Performing/Presenting/Producing
  • Analyze, interpret, and select artistic work for presentation

    Students choose a dance to perform and explain why it suits the audience or occasion. They think through what the movement communicates before they step on the stage.

  • Develop and refine artistic techniques and work for presentation

    Students practice and improve a dance piece until it is ready to share with an audience. They work on technique, timing, and how the piece looks and feels as a whole.

  • Convey meaning through the presentation of artistic work

    Students perform a dance with a clear purpose in mind, making deliberate choices about movement so the audience understands what the piece is meant to express.

Responding
  • Perceive and analyze artistic work

    Students watch a dance and describe what they notice: how the dancer moves, where they travel, and how the rhythm shapes the whole piece.

  • Interpret intent and meaning in artistic work

    Students explain what a dance is trying to express, using specific movements and choices in the choreography as evidence for their interpretation.

  • Apply criteria to evaluate artistic work

    Students use a set of criteria, like technique, expression, or use of space, to judge a dance performance and explain what makes it effective or where it falls short.

Common Questions
  • What does dance look like for students this year?

    Students move beyond copying steps and start making their own short dances. They build movement from ideas, stories, or pictures, practice with a partner or small group, and perform pieces they have shaped themselves. Watching dance and talking about what it means is just as important as performing.

  • How can families support dance at home?

    Clear a small space and let students show a movement they have been working on. Ask what the dance is about and where the idea came from. Watching short dance clips together, from ballet to hip hop to folk dance, also counts and gives students new ideas to pull from.

  • How should the year be sequenced?

    Start with exploring movement and generating ideas, then move into shaping and refining short pieces, and end with sharing finished work. Responding skills, like watching a dance and describing what it shows, can run alongside all year. Save formal performance work for later in the year when students have material worth presenting.

  • Does a student need to be a strong dancer to do well?

    No. The year focuses on making movement choices, sharing ideas, and revising work, not on natural talent. Students who think carefully about what their dance means and who keep refining it tend to grow the most.

  • Which skills usually need the most reteaching?

    Refining work is the hardest part. Students often want to stop once a piece is finished and resist going back to clean up shapes, timing, or transitions.
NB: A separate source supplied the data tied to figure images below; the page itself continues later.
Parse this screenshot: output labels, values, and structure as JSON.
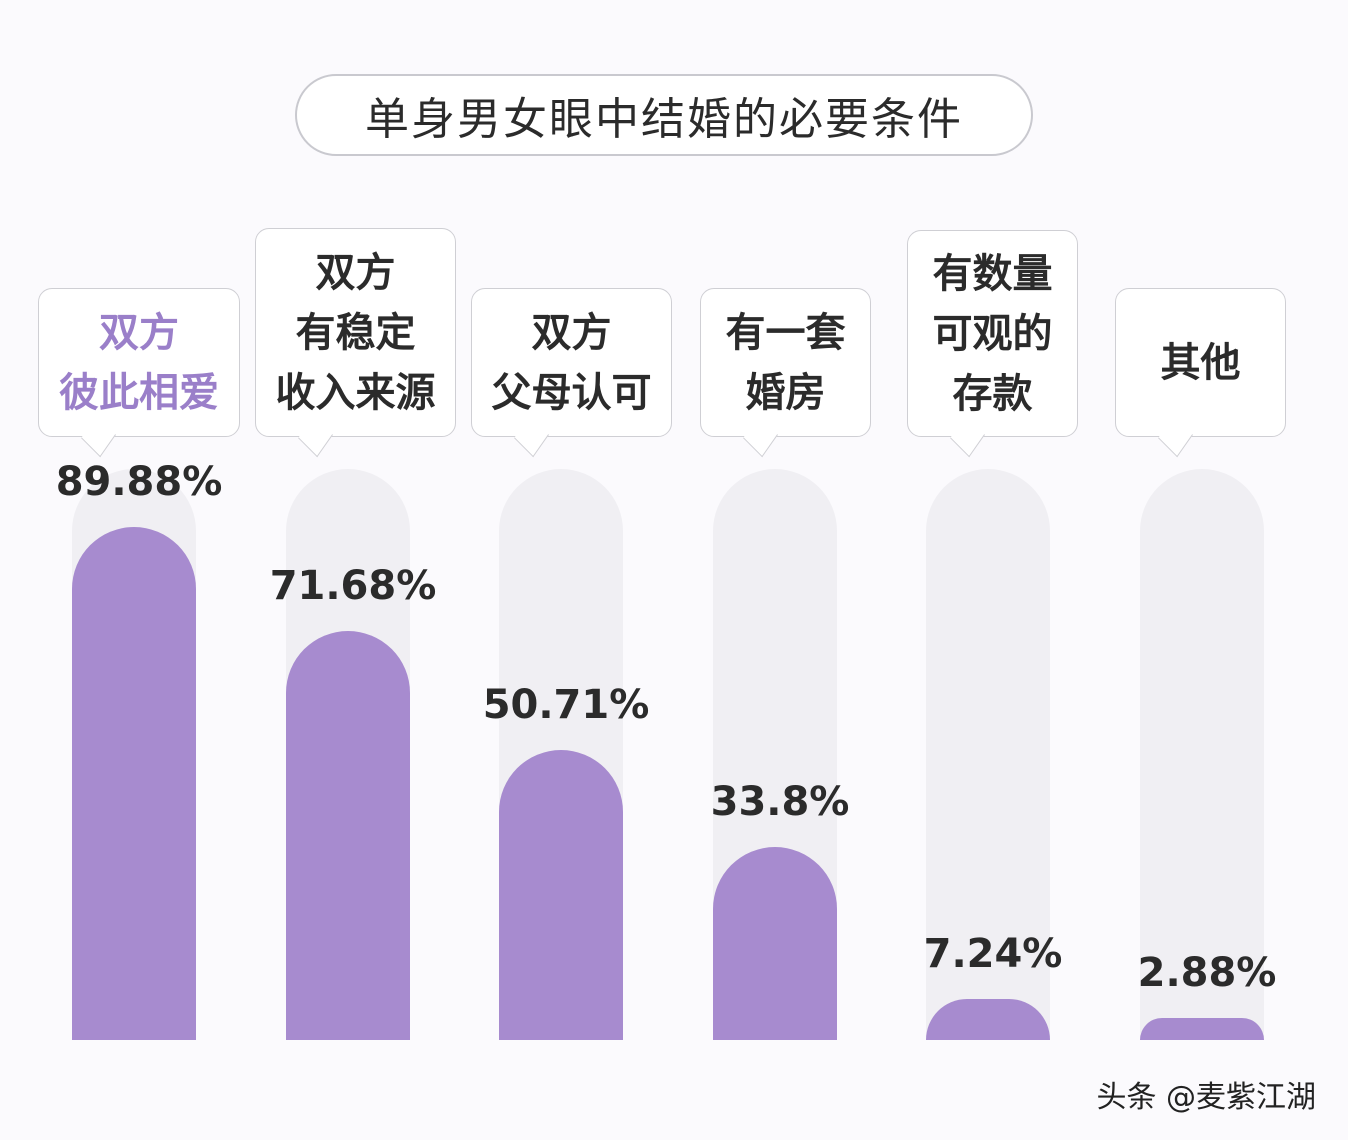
{
  "chart_data": {
    "type": "bar",
    "title": "单身男女眼中结婚的必要条件",
    "categories": [
      [
        "双方",
        "彼此相爱"
      ],
      [
        "双方",
        "有稳定",
        "收入来源"
      ],
      [
        "双方",
        "父母认可"
      ],
      [
        "有一套",
        "婚房"
      ],
      [
        "有数量",
        "可观的",
        "存款"
      ],
      [
        "其他"
      ]
    ],
    "values": [
      89.88,
      71.68,
      50.71,
      33.8,
      7.24,
      2.88
    ],
    "value_labels": [
      "89.88%",
      "71.68%",
      "50.71%",
      "33.8%",
      "7.24%",
      "2.88%"
    ],
    "ylim": [
      0,
      100
    ],
    "grid": false,
    "colors": {
      "bar": "#a78bcf",
      "track": "#f0eff3",
      "highlight_label": "#9a7fc9"
    }
  },
  "watermark": "头条 @麦紫江湖"
}
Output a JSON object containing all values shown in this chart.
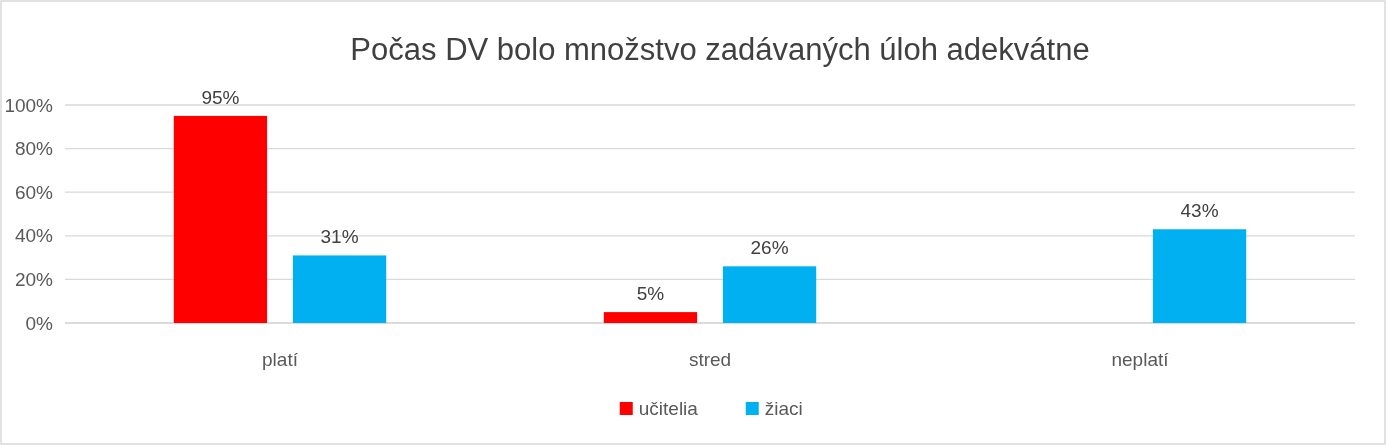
{
  "chart_data": {
    "type": "bar",
    "title": "Počas DV bolo množstvo zadávaných úloh adekvátne",
    "categories": [
      "platí",
      "stred",
      "neplatí"
    ],
    "series": [
      {
        "name": "učitelia",
        "color": "#ff0000",
        "values": [
          95,
          5,
          null
        ],
        "value_labels": [
          "95%",
          "5%",
          null
        ]
      },
      {
        "name": "žiaci",
        "color": "#00b0f0",
        "values": [
          31,
          26,
          43
        ],
        "value_labels": [
          "31%",
          "26%",
          "43%"
        ]
      }
    ],
    "ylim": [
      0,
      100
    ],
    "yticks": [
      {
        "value": 0,
        "label": "0%"
      },
      {
        "value": 20,
        "label": "20%"
      },
      {
        "value": 40,
        "label": "40%"
      },
      {
        "value": 60,
        "label": "60%"
      },
      {
        "value": 80,
        "label": "80%"
      },
      {
        "value": 100,
        "label": "100%"
      }
    ],
    "grid": "y",
    "legend": "bottom"
  }
}
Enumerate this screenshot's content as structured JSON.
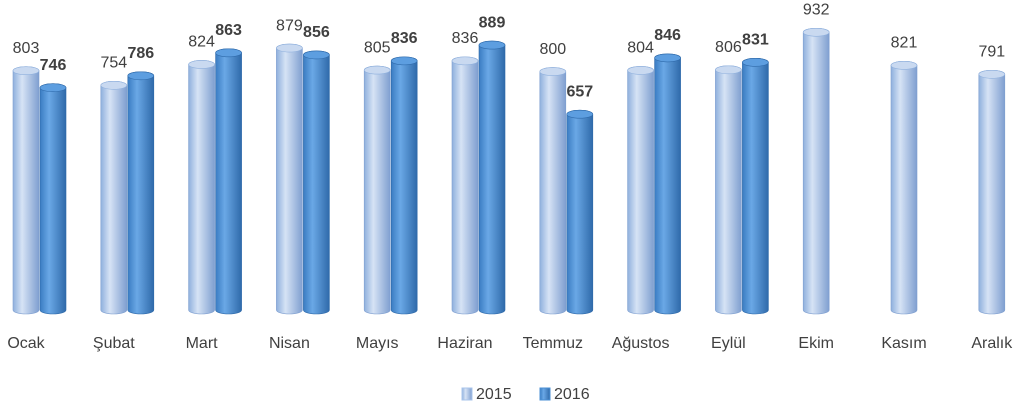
{
  "chart_data": {
    "type": "bar",
    "categories": [
      "Ocak",
      "Şubat",
      "Mart",
      "Nisan",
      "Mayıs",
      "Haziran",
      "Temmuz",
      "Ağustos",
      "Eylül",
      "Ekim",
      "Kasım",
      "Aralık"
    ],
    "series": [
      {
        "name": "2015",
        "color": "#a9c4eb",
        "values": [
          803,
          754,
          824,
          879,
          805,
          836,
          800,
          804,
          806,
          932,
          821,
          791
        ]
      },
      {
        "name": "2016",
        "color": "#4a8fd4",
        "values": [
          746,
          786,
          863,
          856,
          836,
          889,
          657,
          846,
          831,
          null,
          null,
          null
        ]
      }
    ],
    "legend": "bottom"
  }
}
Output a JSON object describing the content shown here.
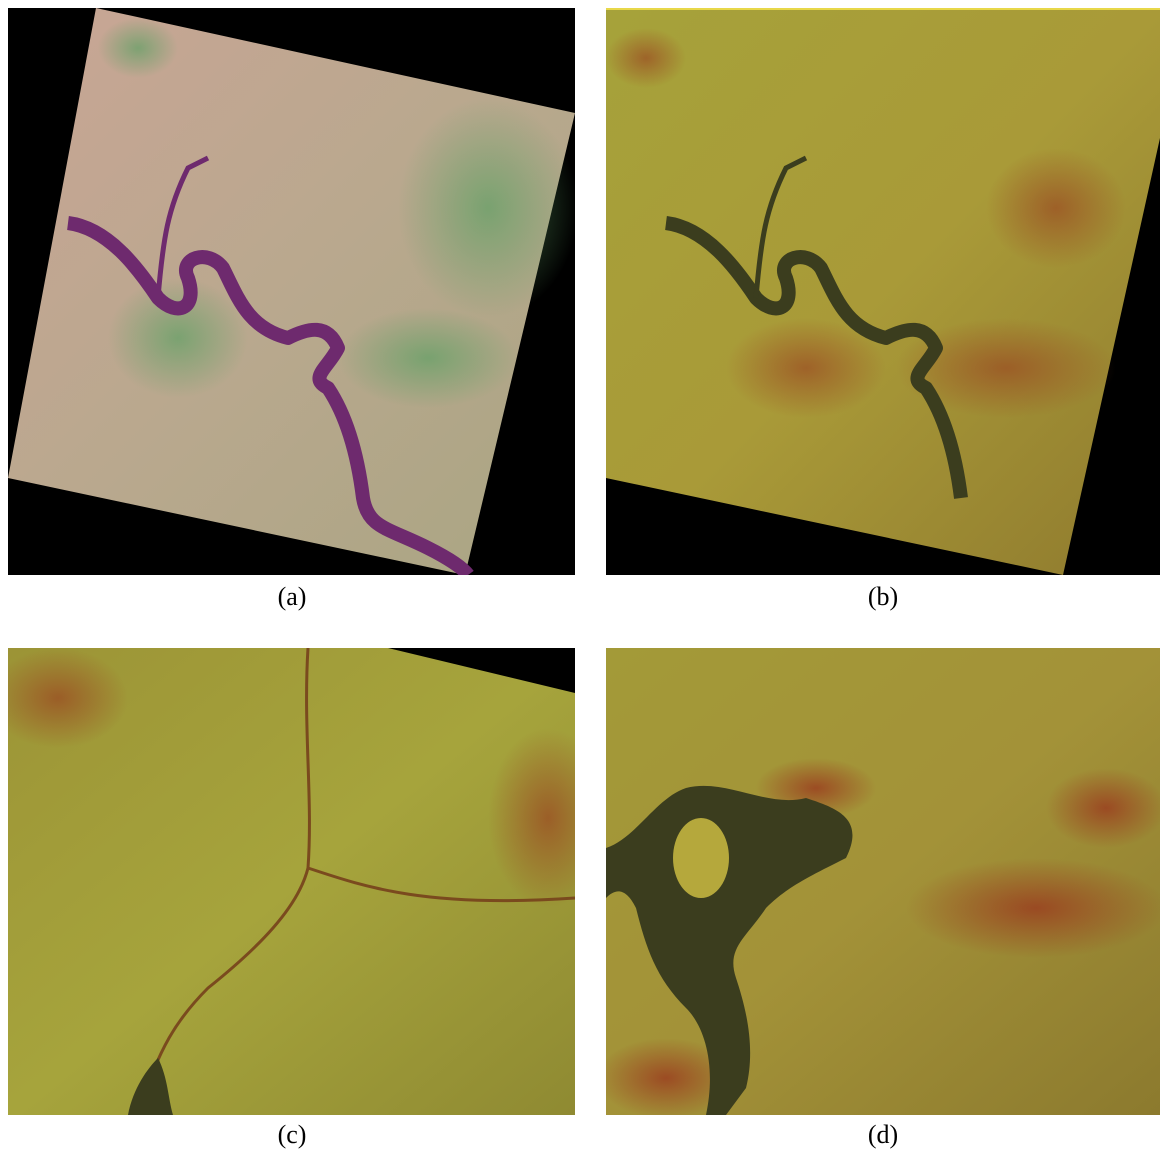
{
  "figure": {
    "panels": [
      {
        "caption": "(a)"
      },
      {
        "caption": "(b)"
      },
      {
        "caption": "(c)"
      },
      {
        "caption": "(d)"
      }
    ]
  }
}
Giving specific feedback and modeling small revisions helps more than asking for a full redo.

  • How does dance connect to history and culture this year?

    Students look at where dances come from and what they meant to the people who made them. A short unit on a cultural or historical dance form gives them a richer pool of ideas to draw on when making their own work. Plain conversations about context matter more than memorizing facts.

  • What can a parent do if dance feels silly or embarrassing at home?

    That reaction is normal at this age. Watch a short performance together instead of asking for one, and talk about what the dancers were trying to show. Low pressure viewing builds confidence and gives students language to describe their own work later.

  • How do teachers know students are ready for middle school dance?

    Ready students can come up with a movement idea, shape it into a short piece with a clear beginning and end, perform it with focus, and talk about another dancer's work using specific words. Strength and flexibility matter less than being able to plan, revise, and explain choices.